Run SeekSoulTools
Run tests
Example 1: T cell receptor analysis example
seeksoultools vdj run \
--fq1 /path/to/demo_tcr/demo_tcr_R1.fq.gz \
--fq2 /path/to/demo_tcr/demo_tcr_R2.fq.gz \
--samplename demo_tcr \
--chain TR \
--core 16 \
--outdir /path/to/ouput/demo_tcr \
--organism human
Example 2: B cell receptor analysis example
seeksoultools vdj run \
--fq1 /path/to/demo_bcr/demo_bcr_R1.fq.gz \
--fq2 /path/to/demo_bcr/demo_bcr_R2.fq.gz \
--samplename demo_bcr \
--chain IG \
--core 16 \
--outdir /path/to/ouput/demo_bcr \
--organism human
Parameter descriptions
Parameters |
Descriptions |
---|---|
–fq1 |
Paths to R1 fastq files. |
–fq2 |
Paths to R2 fastq files. |
–samplename |
Sample name. Only digits, letters, and underscores are supported |
–organism |
organism, Available options: human,mouse |
–chain |
chain type, Available options: IG and TR. IG for B clel receptor and TR for T cell receptor. |
–core |
Number of threads used for the analysis |
–outdir |
Output directory. Absolute path, and ensure that the outdir for each task is unique. |
–cfg |
When the species is not human or mouse, the ref file needs to be configured by itself, and the file that records three REFs is the value of the parameter. |
–read_pair |
Whether or not to use paired reads to do the assembly, defaults to False. |
–keep_tmp |
Whether to keep the intermediate files of trust4, the default is not to keep them, when this parameter is specified, these intermediate files are compressed. |
–matrix |
rna matrix data. If this parameter is specified, the intersection of the barcode of vdj and matrix is taken before find clone, and the path to the filter matrix of the rna data is specified if required |
–rna_wd |
When analyzing RNA data, if this parameter is specified along with the –matrix parameter, a combined websummary for RNA and VDJ will be generated. When specifying this parameter, please ensure that the sample names for RNA and VDJ are consistent. |
Example of building a ref file
Approach One: Utilize the trust4 software to retrieve data from the IMGT database and construct the required reference sequences.

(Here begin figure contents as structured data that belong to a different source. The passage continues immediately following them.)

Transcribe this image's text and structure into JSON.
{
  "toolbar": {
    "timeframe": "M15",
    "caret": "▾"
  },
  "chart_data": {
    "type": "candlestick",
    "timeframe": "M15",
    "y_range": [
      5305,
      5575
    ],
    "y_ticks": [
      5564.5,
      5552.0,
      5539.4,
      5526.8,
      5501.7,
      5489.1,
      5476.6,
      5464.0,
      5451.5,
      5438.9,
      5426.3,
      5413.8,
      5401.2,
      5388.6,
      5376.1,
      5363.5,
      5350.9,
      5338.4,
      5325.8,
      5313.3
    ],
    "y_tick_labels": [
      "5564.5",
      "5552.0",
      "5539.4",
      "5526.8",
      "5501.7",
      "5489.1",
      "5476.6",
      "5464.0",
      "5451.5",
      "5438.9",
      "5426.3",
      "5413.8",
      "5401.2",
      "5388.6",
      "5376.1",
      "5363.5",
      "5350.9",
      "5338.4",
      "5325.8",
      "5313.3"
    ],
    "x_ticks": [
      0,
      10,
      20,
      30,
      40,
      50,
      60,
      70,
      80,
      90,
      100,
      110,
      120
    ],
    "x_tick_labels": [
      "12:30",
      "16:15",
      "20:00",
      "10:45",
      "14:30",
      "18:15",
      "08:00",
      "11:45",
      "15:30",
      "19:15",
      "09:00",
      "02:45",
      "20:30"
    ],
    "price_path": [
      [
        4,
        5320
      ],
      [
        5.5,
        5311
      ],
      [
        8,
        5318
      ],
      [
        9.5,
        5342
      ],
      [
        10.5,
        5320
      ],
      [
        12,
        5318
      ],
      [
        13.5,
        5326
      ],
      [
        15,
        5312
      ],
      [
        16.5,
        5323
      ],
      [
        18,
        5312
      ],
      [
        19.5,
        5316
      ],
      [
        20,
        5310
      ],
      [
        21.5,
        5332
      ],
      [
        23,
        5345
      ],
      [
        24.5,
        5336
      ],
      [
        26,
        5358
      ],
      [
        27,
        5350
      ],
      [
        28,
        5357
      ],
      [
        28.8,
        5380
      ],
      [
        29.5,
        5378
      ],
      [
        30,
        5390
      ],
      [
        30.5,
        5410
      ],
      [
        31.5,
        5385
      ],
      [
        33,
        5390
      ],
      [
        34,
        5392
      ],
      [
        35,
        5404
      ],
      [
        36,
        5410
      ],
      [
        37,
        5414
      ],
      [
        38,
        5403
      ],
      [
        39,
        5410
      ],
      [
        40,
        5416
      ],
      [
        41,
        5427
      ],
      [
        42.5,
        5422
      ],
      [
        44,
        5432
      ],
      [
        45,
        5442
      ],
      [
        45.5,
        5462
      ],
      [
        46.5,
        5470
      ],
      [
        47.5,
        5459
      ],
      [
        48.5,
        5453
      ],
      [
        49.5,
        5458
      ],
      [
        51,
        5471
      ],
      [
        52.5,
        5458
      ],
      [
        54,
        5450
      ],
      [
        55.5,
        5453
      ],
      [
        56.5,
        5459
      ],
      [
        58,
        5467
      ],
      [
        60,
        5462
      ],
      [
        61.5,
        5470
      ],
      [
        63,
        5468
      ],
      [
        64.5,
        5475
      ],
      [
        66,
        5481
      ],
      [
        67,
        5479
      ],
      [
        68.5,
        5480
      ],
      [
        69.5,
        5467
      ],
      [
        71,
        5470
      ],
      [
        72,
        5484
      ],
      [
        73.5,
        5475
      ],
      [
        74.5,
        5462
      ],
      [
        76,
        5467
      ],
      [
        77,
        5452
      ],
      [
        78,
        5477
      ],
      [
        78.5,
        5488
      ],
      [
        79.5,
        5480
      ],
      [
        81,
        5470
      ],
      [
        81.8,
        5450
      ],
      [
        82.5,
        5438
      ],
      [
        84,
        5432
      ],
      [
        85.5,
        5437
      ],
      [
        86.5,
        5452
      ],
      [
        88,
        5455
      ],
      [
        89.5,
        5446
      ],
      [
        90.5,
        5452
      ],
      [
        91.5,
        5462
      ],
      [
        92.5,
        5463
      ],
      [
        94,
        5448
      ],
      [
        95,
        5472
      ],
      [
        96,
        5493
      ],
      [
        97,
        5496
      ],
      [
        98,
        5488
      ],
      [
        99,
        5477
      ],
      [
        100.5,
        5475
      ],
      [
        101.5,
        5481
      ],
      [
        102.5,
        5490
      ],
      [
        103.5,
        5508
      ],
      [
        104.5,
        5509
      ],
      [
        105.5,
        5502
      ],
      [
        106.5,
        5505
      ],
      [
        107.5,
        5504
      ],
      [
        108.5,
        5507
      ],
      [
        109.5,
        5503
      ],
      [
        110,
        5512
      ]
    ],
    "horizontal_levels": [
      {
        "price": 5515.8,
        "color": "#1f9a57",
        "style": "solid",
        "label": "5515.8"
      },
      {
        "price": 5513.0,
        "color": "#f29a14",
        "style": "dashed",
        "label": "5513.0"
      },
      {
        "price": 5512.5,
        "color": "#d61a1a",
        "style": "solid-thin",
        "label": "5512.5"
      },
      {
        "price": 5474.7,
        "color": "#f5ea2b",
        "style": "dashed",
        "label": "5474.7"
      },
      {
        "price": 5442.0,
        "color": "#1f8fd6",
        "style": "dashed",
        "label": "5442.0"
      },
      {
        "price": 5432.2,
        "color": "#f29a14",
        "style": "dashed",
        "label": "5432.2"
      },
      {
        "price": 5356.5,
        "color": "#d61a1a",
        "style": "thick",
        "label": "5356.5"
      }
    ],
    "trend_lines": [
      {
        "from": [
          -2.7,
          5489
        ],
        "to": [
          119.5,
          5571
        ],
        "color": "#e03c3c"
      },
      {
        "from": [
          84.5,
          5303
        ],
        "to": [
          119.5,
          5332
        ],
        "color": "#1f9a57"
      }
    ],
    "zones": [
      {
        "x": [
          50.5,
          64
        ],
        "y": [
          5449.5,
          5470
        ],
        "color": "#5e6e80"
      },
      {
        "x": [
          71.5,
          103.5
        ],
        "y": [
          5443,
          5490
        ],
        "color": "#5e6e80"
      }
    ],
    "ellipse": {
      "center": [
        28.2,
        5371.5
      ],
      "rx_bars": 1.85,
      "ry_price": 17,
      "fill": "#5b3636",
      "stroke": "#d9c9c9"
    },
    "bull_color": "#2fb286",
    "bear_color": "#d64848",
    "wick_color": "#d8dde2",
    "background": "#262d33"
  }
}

BuildImgtAnnot.pl Homo_sapien > IMGT+C.fa
grep ">" IMGT+C.fa | cut -f2 -d'>' | cut -f1 -d'*' | sort | uniq > bcr_tcr_gene_name.txt
BuildDatabaseFa.pl refdata-GRCh38/fasta/genome.fa refdata-GRCh38/genes/genes.gtf bcr_tcr_gene_name.txt > bcrtcr.fa
Approach Two: If the gene names in the genes.gtf file do not encompass the required BCR/TCR gene names, configure them independently.
### Retrieve all species sequences from the IMGT database
wget -c https://www.imgt.org/download/GENE-DB/IMGTGENEDB-ReferenceSequences.fasta-nt-WithGaps-F+ORF+inframeP
### Extract the required sequences based on the species information in the ID and format them according to the requirements of TRUST4.
from Bio import SeqIO
from Bio.SeqRecord import SeqRecord
from Bio.Seq import Seq
with open("IMGTGENEDB-ReferenceSequences.fasta-nt-WithGaps-F+ORF+inframeP", "r") as file, open('IMGT+C.fa', 'w') as out:
for record in SeqIO.parse(file, "fasta"):
#if "IG" not in record.description and "TR" not in record.description:
if 'Bos taurus_Holstein' in record.description:
new_id = record.description.strip().split('|')[1]
new_seq = record.seq.upper()
new_record = SeqRecord(Seq(new_seq), id=new_id, description="")
SeqIO.write(new_record, out, "fasta")
Prepare the leader file.
Download “”L-PART1+L-PART2” from IMGT.
Separate downloads for IG and TR are required, with IG and TR sequences being saved as two different files
Download IGH, IGK, and IGL separately, and then merge them into a single file.
Download TRA and TRB separately, and then merge them into a single file.
cat IG_L-PART1+L-PART2.fa |awk '/^>/ {print; next} {printf "%s", toupper($0)}' | awk 'BEGIN{RS=">"; FS="\n"} NR>1 {print ">" $1 "\n" $2}'
Write into the cfg file.
The format of the cfg file is as follows:
fa:"/your/path/bcrtcr.fa"
ref:"/your/path/IMGT+C.fa"
leader:"/your/path/IG_L-PART1+L-PART2.fa"
If the reference (ref) information is configured through Approach Two, both the fa and ref can be specified as IMGT+C.fa.